Department of Medical Oncology, Bellaria-Maggiore Hospitals, Azienda USL, IRCCS Institute of Neurological Sciences, Bologna, Italy.
Department of Pharmacy and Biotechnology (FaBiT), Molecular Diagnostic Unit AUSL ofBologna, University of Bologna, Bologna, Italy.
Future Oncol. 2018 Jul;14(16):1559-1567. doi: 10.2217/fon-2017-0634. Epub 2018 Jun 25.
To evaluate relevance of clinical and molecular factors in adult low-grade gliomas (LGG) and to correlate with survival.
We reviewed records from adult LGG patients from 1991 to 2015 who received surgery and had sufficient tissue to molecular biomarkers characterization.
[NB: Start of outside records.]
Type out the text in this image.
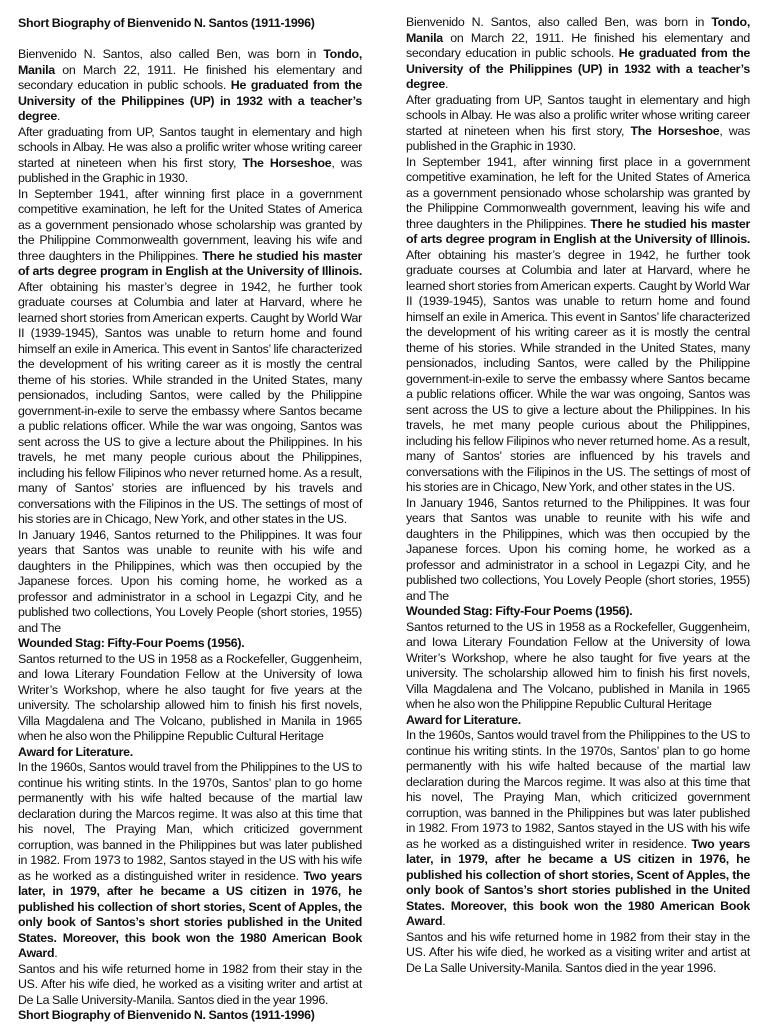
Short Biography of Bienvenido N. Santos (1911-1996)

Bienvenido N. Santos, also called Ben, was born in Tondo, Manila on March 22, 1911. He finished his elementary and secondary education in public schools. He graduated from the University of the Philippines (UP) in 1932 with a teacher’s degree.

After graduating from UP, Santos taught in elementary and high schools in Albay. He was also a prolific writer whose writing career started at nineteen when his first story, The Horseshoe, was published in the Graphic in 1930.

In September 1941, after winning first place in a government competitive examination, he left for the United States of America as a government pensionado whose scholarship was granted by the Philippine Commonwealth government, leaving his wife and three daughters in the Philippines. There he studied his master of arts degree program in English at the University of Illinois. After obtaining his master’s degree in 1942, he further took graduate courses at Columbia and later at Harvard, where he learned short stories from American experts. Caught by World War II (1939-1945), Santos was unable to return home and found himself an exile in America. This event in Santos’ life characterized the development of his writing career as it is mostly the central theme of his stories. While stranded in the United States, many pensionados, including Santos, were called by the Philippine government-in-exile to serve the embassy where Santos became a public relations officer. While the war was ongoing, Santos was sent across the US to give a lecture about the Philippines. In his travels, he met many people curious about the Philippines, including his fellow Filipinos who never returned home. As a result, many of Santos’ stories are influenced by his travels and conversations with the Filipinos in the US. The settings of most of his stories are in Chicago, New York, and other states in the US.

In January 1946, Santos returned to the Philippines. It was four years that Santos was unable to reunite with his wife and daughters in the Philippines, which was then occupied by the Japanese forces. Upon his coming home, he worked as a professor and administrator in a school in Legazpi City, and he published two collections, You Lovely People (short stories, 1955) and The

Wounded Stag: Fifty-Four Poems (1956).

Santos returned to the US in 1958 as a Rockefeller, Guggenheim, and Iowa Literary Foundation Fellow at the University of Iowa Writer’s Workshop, where he also taught for five years at the university. The scholarship allowed him to finish his first novels, Villa Magdalena and The Volcano, published in Manila in 1965 when he also won the Philippine Republic Cultural Heritage

Award for Literature.

In the 1960s, Santos would travel from the Philippines to the US to continue his writing stints. In the 1970s, Santos’ plan to go home permanently with his wife halted because of the martial law declaration during the Marcos regime. It was also at this time that his novel, The Praying Man, which criticized government corruption, was banned in the Philippines but was later published in 1982. From 1973 to 1982, Santos stayed in the US with his wife as he worked as a distinguished writer in residence. Two years later, in 1979, after he became a US citizen in 1976, he published his collection of short stories, Scent of Apples, the only book of Santos’s short stories published in the United States. Moreover, this book won the 1980 American Book Award.

Santos and his wife returned home in 1982 from their stay in the US. After his wife died, he worked as a visiting writer and artist at De La Salle University-Manila. Santos died in the year 1996.

Short Biography of Bienvenido N. Santos (1911-1996)

Bienvenido N. Santos, also called Ben, was born in Tondo, Manila on March 22, 1911. He finished his elementary and secondary education in public schools. He graduated from the University of the Philippines (UP) in 1932 with a teacher’s degree.

After graduating from UP, Santos taught in elementary and high schools in Albay. He was also a prolific writer whose writing career started at nineteen when his first story, The Horseshoe, was published in the Graphic in 1930.

In September 1941, after winning first place in a government competitive examination, he left for the United States of America as a government pensionado whose scholarship was granted by the Philippine Commonwealth government, leaving his wife and three daughters in the Philippines. There he studied his master of arts degree program in English at the University of Illinois. After obtaining his master’s degree in 1942, he further took graduate courses at Columbia and later at Harvard, where he learned short stories from American experts. Caught by World War II (1939-1945), Santos was unable to return home and found himself an exile in America. This event in Santos’ life characterized the development of his writing career as it is mostly the central theme of his stories. While stranded in the United States, many pensionados, including Santos, were called by the Philippine government-in-exile to serve the embassy where Santos became a public relations officer. While the war was ongoing, Santos was sent across the US to give a lecture about the Philippines. In his travels, he met many people curious about the Philippines, including his fellow Filipinos who never returned home. As a result, many of Santos’ stories are influenced by his travels and conversations with the Filipinos in the US. The settings of most of his stories are in Chicago, New York, and other states in the US.

In January 1946, Santos returned to the Philippines. It was four years that Santos was unable to reunite with his wife and daughters in the Philippines, which was then occupied by the Japanese forces. Upon his coming home, he worked as a professor and administrator in a school in Legazpi City, and he published two collections, You Lovely People (short stories, 1955) and The

Wounded Stag: Fifty-Four Poems (1956).

Santos returned to the US in 1958 as a Rockefeller, Guggenheim, and Iowa Literary Foundation Fellow at the University of Iowa Writer’s Workshop, where he also taught for five years at the university. The scholarship allowed him to finish his first novels, Villa Magdalena and The Volcano, published in Manila in 1965 when he also won the Philippine Republic Cultural Heritage

Award for Literature.

In the 1960s, Santos would travel from the Philippines to the US to continue his writing stints. In the 1970s, Santos’ plan to go home permanently with his wife halted because of the martial law declaration during the Marcos regime. It was also at this time that his novel, The Praying Man, which criticized government corruption, was banned in the Philippines but was later published in 1982. From 1973 to 1982, Santos stayed in the US with his wife as he worked as a distinguished writer in residence. Two years later, in 1979, after he became a US citizen in 1976, he published his collection of short stories, Scent of Apples, the only book of Santos’s short stories published in the United States. Moreover, this book won the 1980 American Book Award.

Santos and his wife returned home in 1982 from their stay in the US. After his wife died, he worked as a visiting writer and artist at De La Salle University-Manila. Santos died in the year 1996.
213 consecutive LGG patients were included: 17.4% were low-risk, according to Radiation Therapy Oncology Group (RTOG) risk assessment. IDH 1/2 mutation, 1p/19q co-deletion, MGMT methylation were found in 93, 50.8 and 65.3% of patients. Median follow-up was 98.3 months. In univariate analysis, overall survival was influenced by extent of resection (p = 0.011), IDH mutation (p < 0.001), 1p/19q co-deletion (p = 0.015) and MGMT methylation (p = 0.013). In multivariate analysis, RTOG clinical risk (p = 0.006), IDH mutation (p < 0.001) and 1p/19q co-deletion (p = 0.035) correlated with overall survival. RTOG clinical risk (p = 0.006), IDH mutation (p < 0.001) and 1p/19q co-deletion (p = 0.035) correlated with overall survival.
Both clinical and molecular factors are essential to determine prognosis and treatment strategies.
评估成人低级别胶质瘤(LGG)临床和分子因素的相关性,并与生存相关联。
我们回顾了 1991 年至 2015 年接受手术且有足够组织进行分子生物标志物特征分析的成人 LGG 患者的记录。
共纳入 213 例连续的 LGG 患者:根据放射治疗肿瘤学组(RTOG)风险评估,17.4%为低危。93%、50.8%和 65.3%的患者存在 IDH1/2 突变、1p/19q 共缺失和 MGMT 甲基化。中位随访时间为 98.3 个月。在单因素分析中,总生存率受肿瘤切除范围(p=0.011)、IDH 突变(p<0.001)、1p/19q 共缺失(p=0.015)和 MGMT 甲基化(p=0.013)的影响。多因素分析显示,RTOG 临床风险(p=0.006)、IDH 突变(p<0.001)和 1p/19q 共缺失(p=0.035)与总生存率相关。RTOG 临床风险(p=0.006)、IDH 突变(p<0.001)和 1p/19q 共缺失(p=0.035)与总生存率相关。
临床和分子因素都是确定预后和治疗策略的重要因素。